Further, in Vermont, the state has kept a light touch on how towns interpret their duty of disseminating public notices. The lack of clearcut definitions and protocols puts the internet news sites in an adversarial relationship with the print papers and destroys the collegiality and mutual respect within the news community. Unless they can resolve their differences, the final result could be that the state will step in more forcefully.

Senate Bill 97 may be just such a move. If it passes, it will take effect January 1, 2018.

Titled “An act relating to the publication of State, county, and municipal notice on electronic news media” and sponsored by senators Pollina and White, the bill keeps the language of Sec. 174 but adds news sites, to be designated by the Secretary of State. Notices “may” be published online but notices about property “must” be published in a paper edition.

The bill has further stipulations.

As with the loose understanding of “newspaper,” S.97 defines qualifying “electronic news media” almost as loosely, as websites that are “dedicated to Vermont news … regularly accessed and used by the people of Vermont,” published primarily in English, and accessible to the “majority” of residents in the county referenced in the legal notice. Further, the website must be “able to accept and publish official and other notices” and it also must “regularly” publish items of general interest. Notices must be clearly labeled, stored and easily searchable. Records must be kept and the notices must also be stored in “a physical form,” following the current practice with newspapers.

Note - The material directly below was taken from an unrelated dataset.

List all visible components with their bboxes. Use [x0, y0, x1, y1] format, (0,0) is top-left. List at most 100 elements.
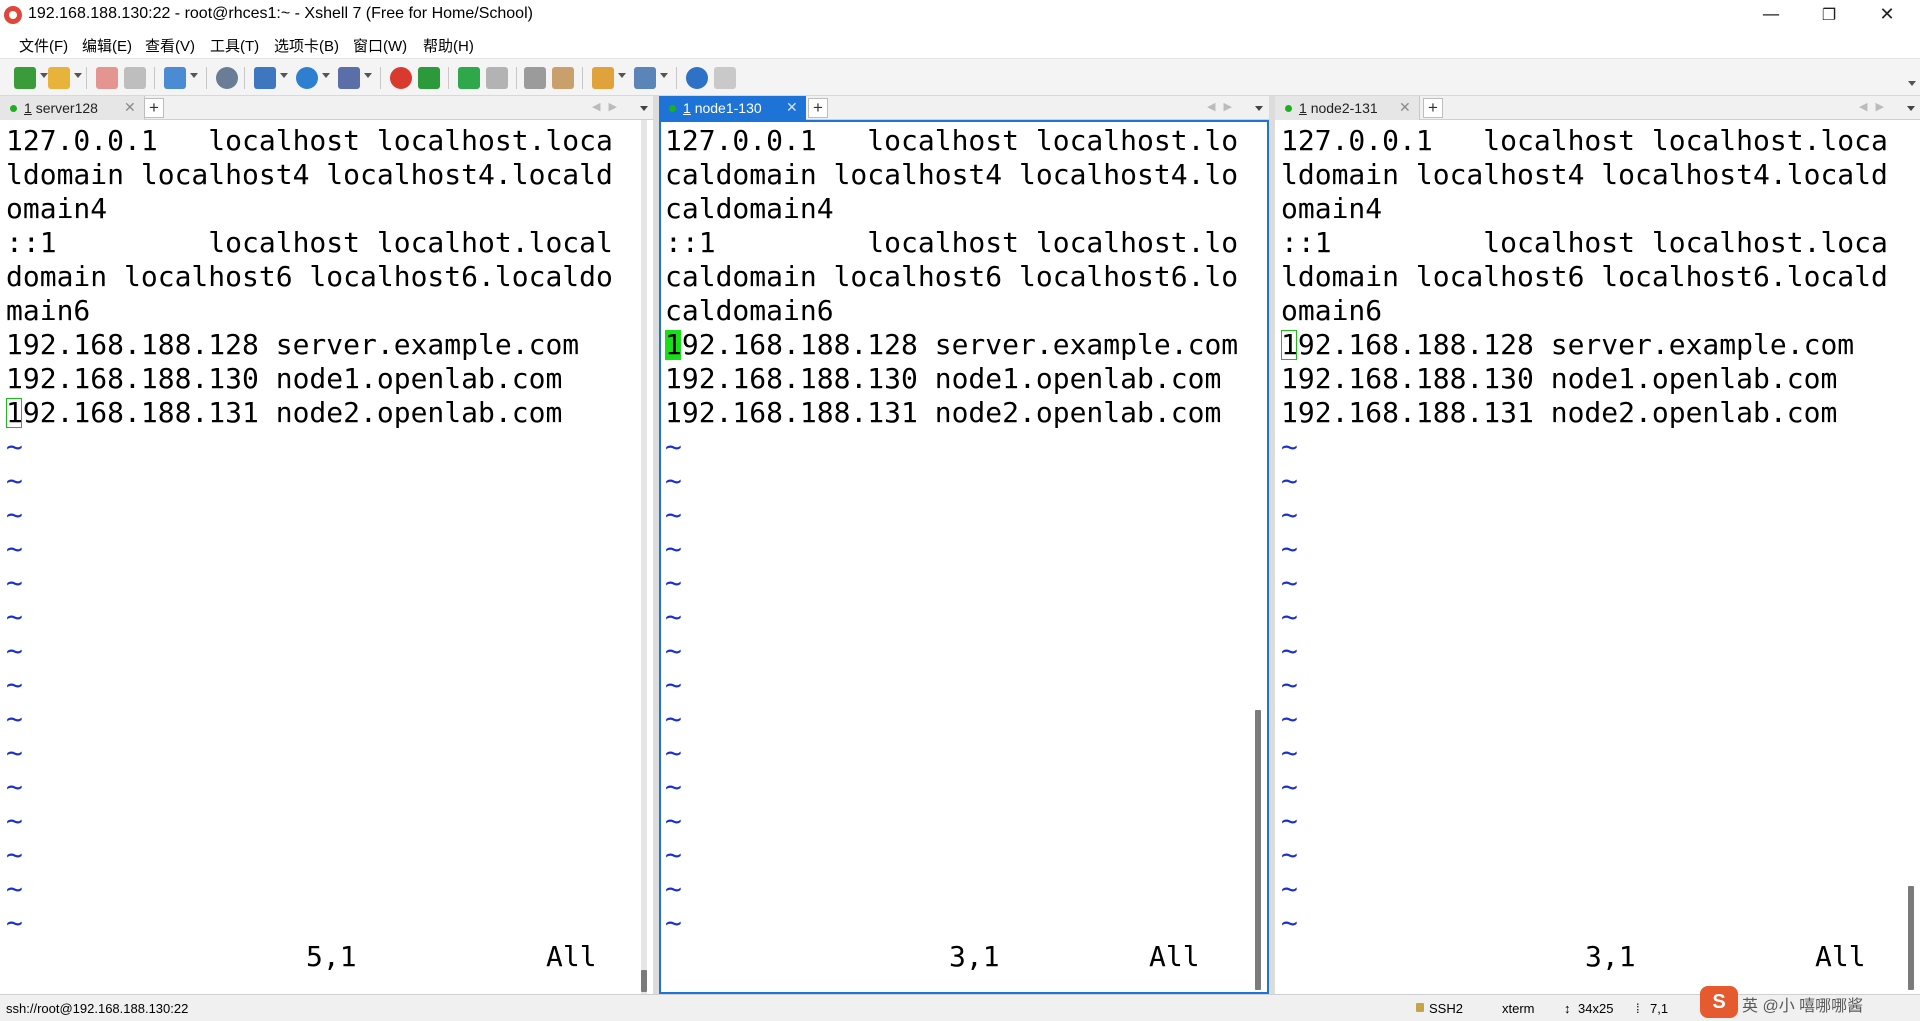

But even with these stipulations, the term “electronic media” is so general as to be meaningless. Why not simply use the term “online newspaper?” After all, e-zines and the reputable online news outlets are essentially facsimiles of print publications. S.97 does not state what kind of “electronic media” would NOT be allowable. The door is open for unqualified websites to solicit (and bill for) legal notices illegally, requiring yet another legal opinion, if not expensive litigation.